The AfD’s internal affairs spokesperson demanded, “If someone makes murder threats against innocent people, they must lose their right to be in the country!”

SPD member Sebastian Hartmann criticized the security concept, referencing the recent complaints and lawsuits filed against the city, the Magdeburg police station, and the Christmas market organizer. Despite the barriers, there was still enough space for “two tanks in the traffic flow” Hartmann said.

While the committee meeting unsurprisingly saw the Interior Minister, Nancy Faeser, pushing for the adoption of her latest package of laws, which includes biometric facial recognition, the CDU demanding the storage of IP addresses, there are now indications of far more mundane security lapses.

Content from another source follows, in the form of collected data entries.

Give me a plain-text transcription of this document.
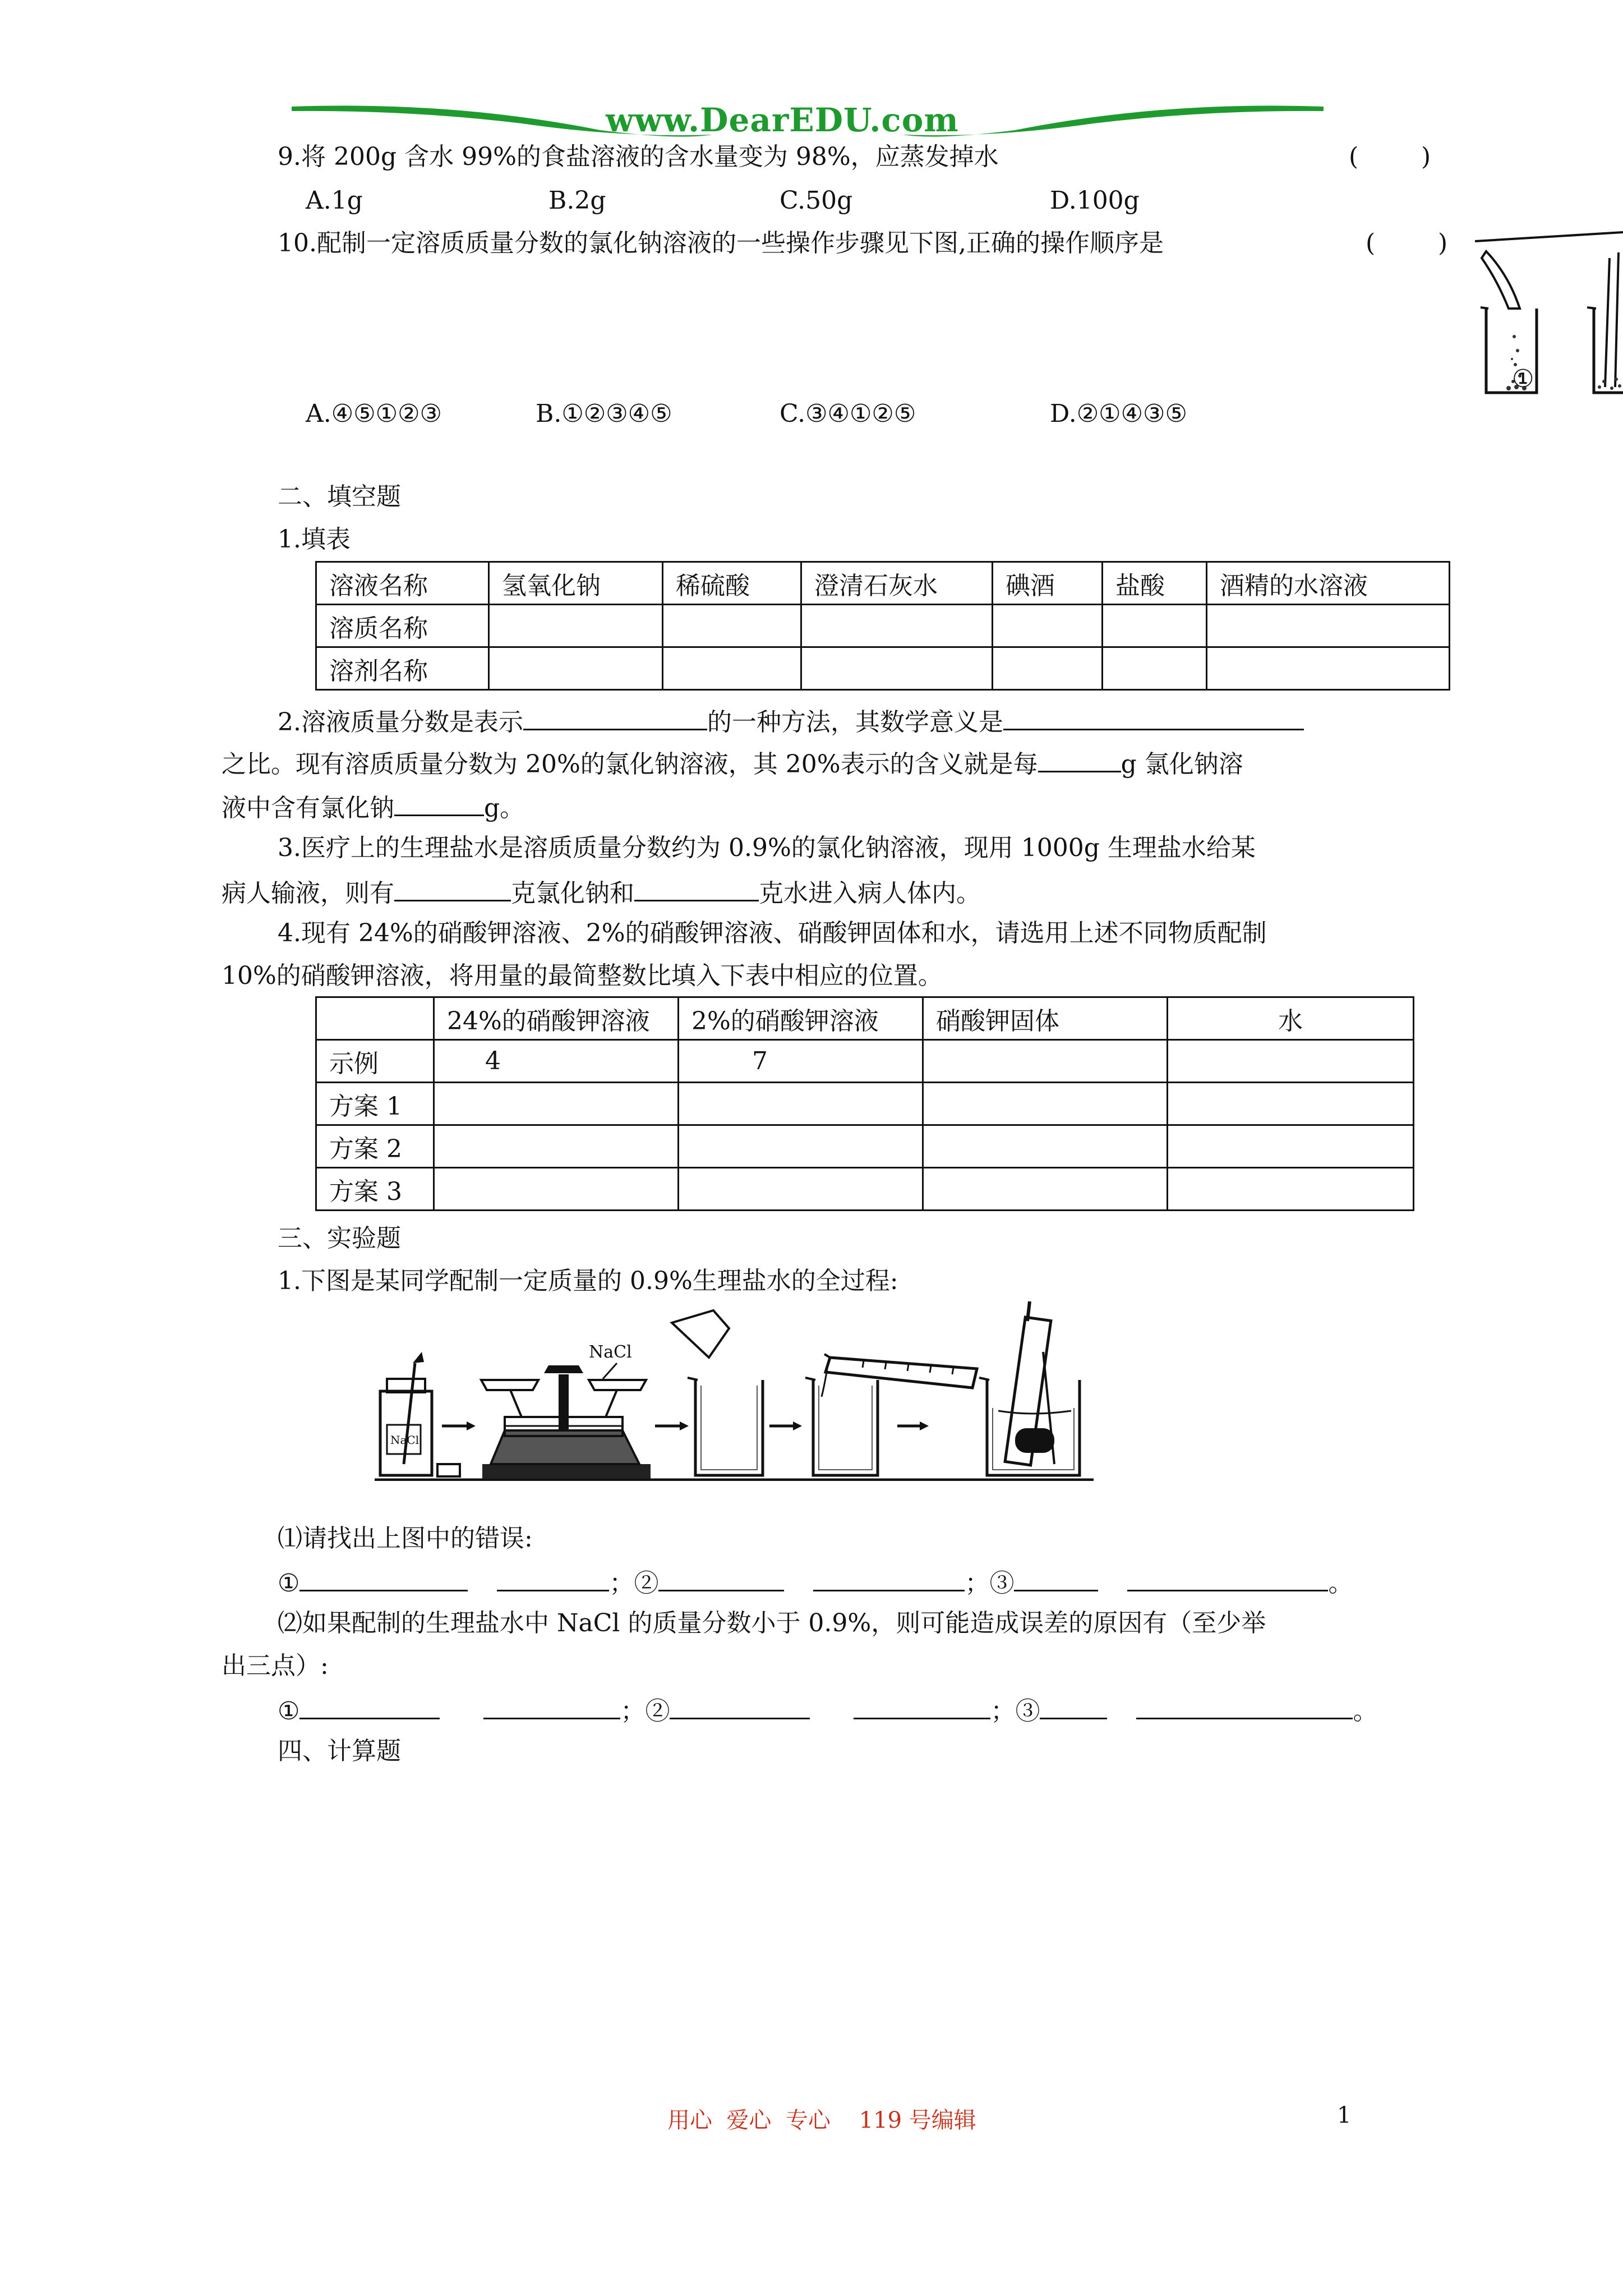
www.DearEDU.com
9.将 200g 含水 99%的食盐溶液的含水量变为 98%，应蒸发掉水	(        )
A.1g	B.2g	C.50g	D.100g
10.配制一定溶质质量分数的氯化钠溶液的一些操作步骤见下图,正确的操作顺序是	(        )
①
A.④⑤①②③	B.①②③④⑤	C.③④①②⑤	D.②①④③⑤
二、填空题
1.填表
溶液名称	氢氧化钠	稀硫酸	澄清石灰水	碘酒	盐酸	酒精的水溶液
溶质名称						
溶剂名称						
2.溶液质量分数是表示	的一种方法，其数学意义是
之比。现有溶质质量分数为 20%的氯化钠溶液，其 20%表示的含义就是每	g 氯化钠溶
液中含有氯化钠	g。
3.医疗上的生理盐水是溶质质量分数约为 0.9%的氯化钠溶液，现用 1000g 生理盐水给某
病人输液，则有	克氯化钠和	克水进入病人体内。
4.现有 24%的硝酸钾溶液、2%的硝酸钾溶液、硝酸钾固体和水，请选用上述不同物质配制
10%的硝酸钾溶液，将用量的最简整数比填入下表中相应的位置。
	24%的硝酸钾溶液	2%的硝酸钾溶液	硝酸钾固体	水
示例	4	7		
方案 1				
方案 2				
方案 3				
三、实验题
1.下图是某同学配制一定质量的 0.9%生理盐水的全过程:
NaCl
NaCl
⑴请找出上图中的错误:
①	；②	；③	。
⑵如果配制的生理盐水中 NaCl 的质量分数小于 0.9%，则可能造成误差的原因有（至少举
出三点）:
①	；②	；③	。
四、计算题
用心  爱心  专心    119 号编辑	1
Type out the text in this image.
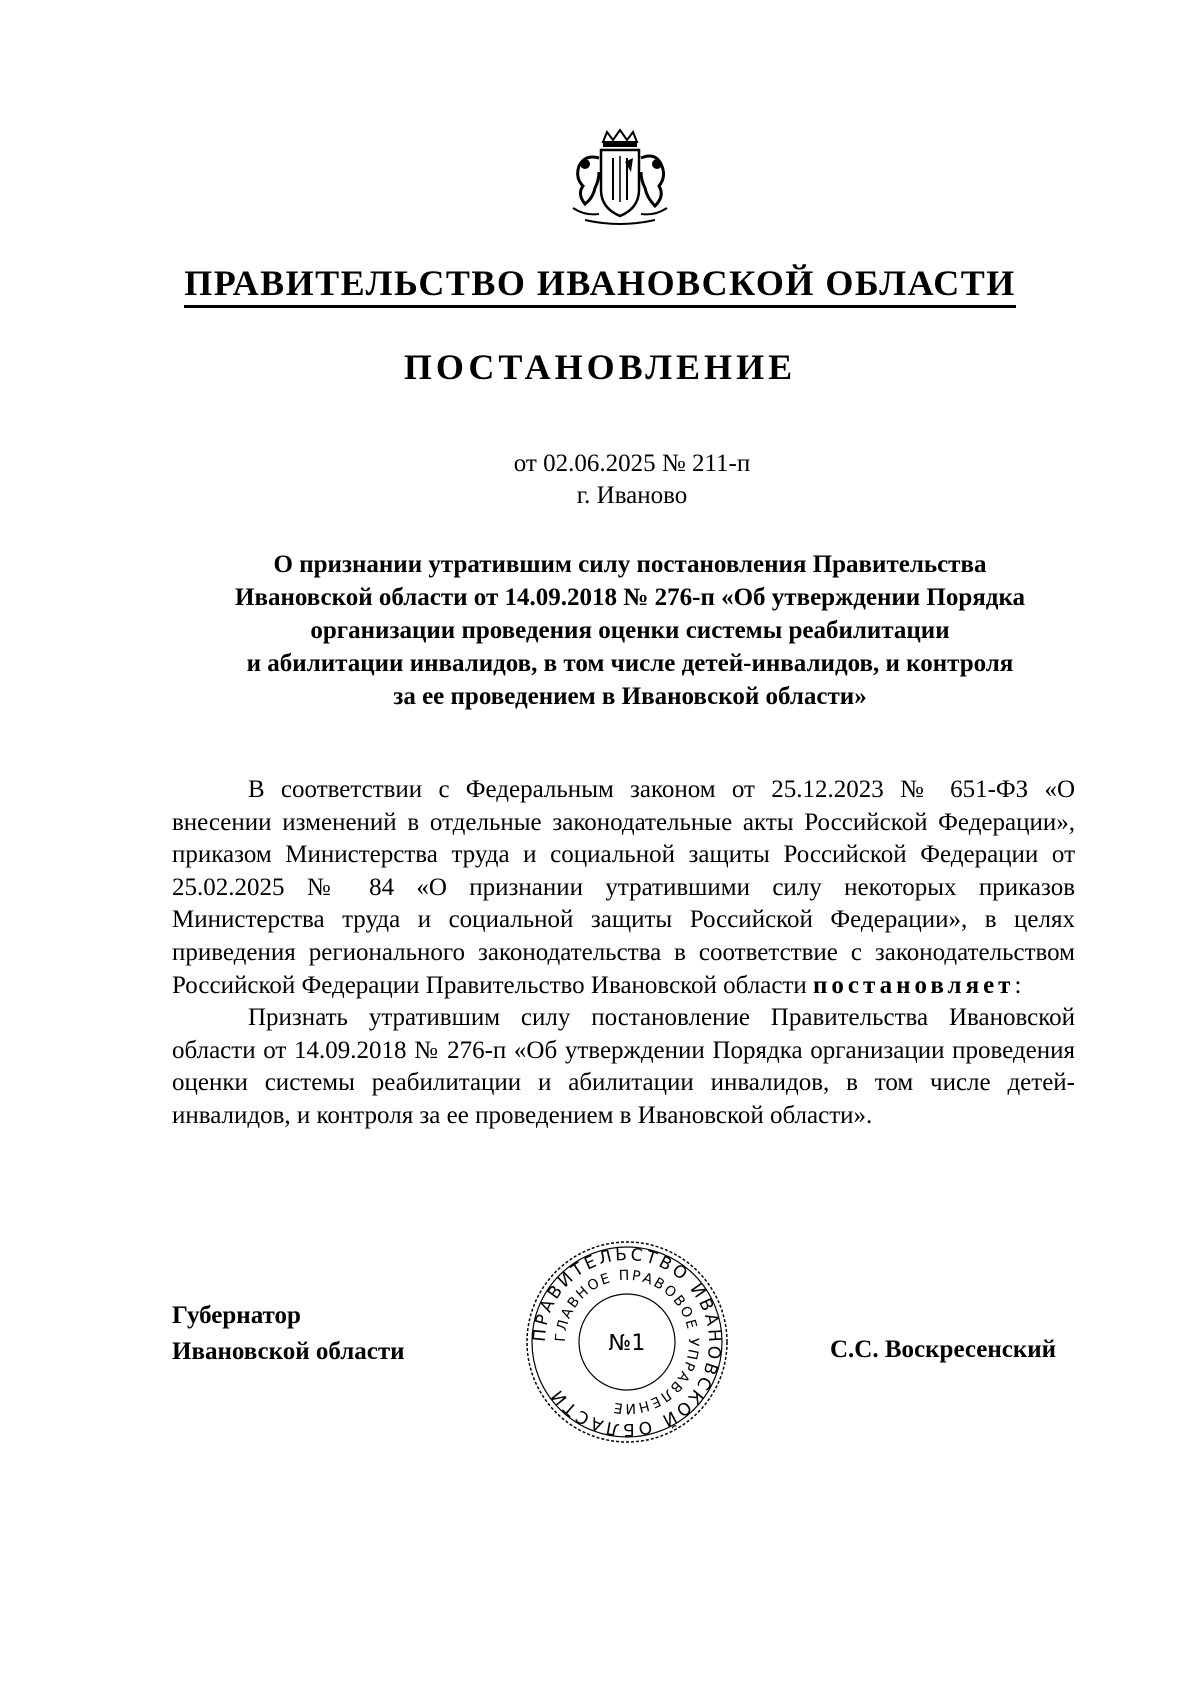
ПРАВИТЕЛЬСТВО ИВАНОВСКОЙ ОБЛАСТИ
ПОСТАНОВЛЕНИЕ
от 02.06.2025 № 211-п
г. Иваново
О признании утратившим силу постановления Правительства
Ивановской области от 14.09.2018 № 276-п «Об утверждении Порядка
организации проведения оценки системы реабилитации
и абилитации инвалидов, в том числе детей-инвалидов, и контроля
за ее проведением в Ивановской области»

В соответствии с Федеральным законом от 25.12.2023 № 651-ФЗ «О внесении изменений в отдельные законодательные акты Российской Федерации», приказом Министерства труда и социальной защиты Российской Федерации от 25.02.2025 № 84 «О признании утратившими силу некоторых приказов Министерства труда и социальной защиты Российской Федерации», в целях приведения регионального законодательства в соответствие с законодательством Российской Федерации Правительство Ивановской области постановляет:

Признать утратившим силу постановление Правительства Ивановской области от 14.09.2018 № 276-п «Об утверждении Порядка организации проведения оценки системы реабилитации и абилитации инвалидов, в том числе детей-инвалидов, и контроля за ее проведением в Ивановской области».

Губернатор
Ивановской области
ПРАВИТЕЛЬСТВО ИВАНОВСКОЙ ОБЛАСТИ
ГЛАВНОЕ ПРАВОВОЕ УПРАВЛЕНИЕ
№1	С.С. Воскресенский
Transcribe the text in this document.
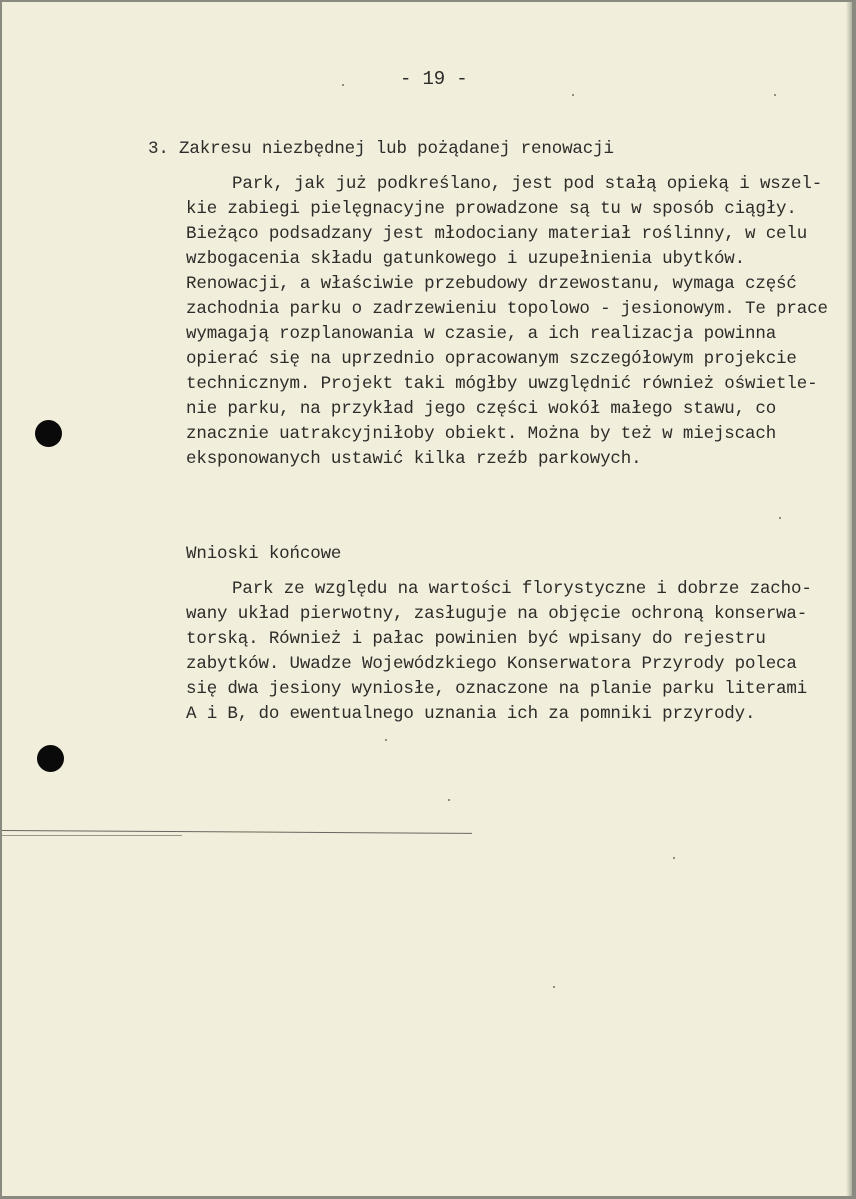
- 19 -
3. Zakresu niezbędnej lub pożądanej renowacji
Park, jak już podkreślano, jest pod stałą opieką i wszel-
kie zabiegi pielęgnacyjne prowadzone są tu w sposób ciągły.
Bieżąco podsadzany jest młodociany materiał roślinny, w celu
wzbogacenia składu gatunkowego i uzupełnienia ubytków.
Renowacji, a właściwie przebudowy drzewostanu, wymaga część
zachodnia parku o zadrzewieniu topolowo - jesionowym. Te prace
wymagają rozplanowania w czasie, a ich realizacja powinna
opierać się na uprzednio opracowanym szczegółowym projekcie
technicznym. Projekt taki mógłby uwzględnić również oświetle-
nie parku, na przykład jego części wokół małego stawu, co
znacznie uatrakcyjniłoby obiekt. Można by też w miejscach
eksponowanych ustawić kilka rzeźb parkowych.
Wnioski końcowe
Park ze względu na wartości florystyczne i dobrze zacho-
wany układ pierwotny, zasługuje na objęcie ochroną konserwa-
torską. Również i pałac powinien być wpisany do rejestru
zabytków. Uwadze Wojewódzkiego Konserwatora Przyrody poleca
się dwa jesiony wyniosłe, oznaczone na planie parku literami
A i B, do ewentualnego uznania ich za pomniki przyrody.
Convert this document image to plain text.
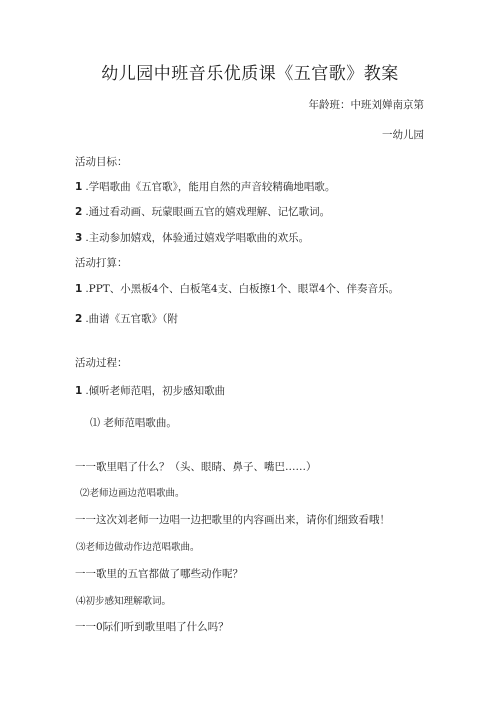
幼儿园中班音乐优质课《五官歌》教案
年龄班：中班刘婵南京第
一幼儿园
活动目标：
1 .学唱歌曲《五官歌》，能用自然的声音较精确地唱歌。
2 .通过看动画、玩蒙眼画五官的嬉戏理解、记忆歌词。
3 .主动参加嬉戏，体验通过嬉戏学唱歌曲的欢乐。
活动打算：
1 .PPT、小黑板4个、白板笔4支、白板擦1个、眼罩4个、伴奏音乐。
2 .曲谱《五官歌》（附
活动过程：
1 .倾听老师范唱，初步感知歌曲
⑴ 老师范唱歌曲。
一一歌里唱了什么？（头、眼睛、鼻子、嘴巴……）
⑵老师边画边范唱歌曲。
一一这次刘老师一边唱一边把歌里的内容画出来，请你们细致看哦！
⑶老师边做动作边范唱歌曲。
一一歌里的五官都做了哪些动作呢？
⑷初步感知理解歌词。
一一0际们听到歌里唱了什么吗？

Three weeks before the attack, the Christmas market organizer, the Weihnachtsmärkte GmbH, had sent an email to the Magdeburg police’s response unit, complaining that the police’s mobile units had been parked in the wrong spots. The security concept for the Christmas market had envisioned a police car closing the gap between the concrete bollards. In the email, the author wrote:

“In the Hartstraße area, the police vehicles are often parked in the wrong positions. I politely asked the colleagues, and they told me they didn’t have any information about the deployment here.”

At the time of the attack, a police car was parked in the taxi stand, but not at the intended spot between the bollards. A spokesperson for the state government only stated, “Why this was the case is the subject of further investigation.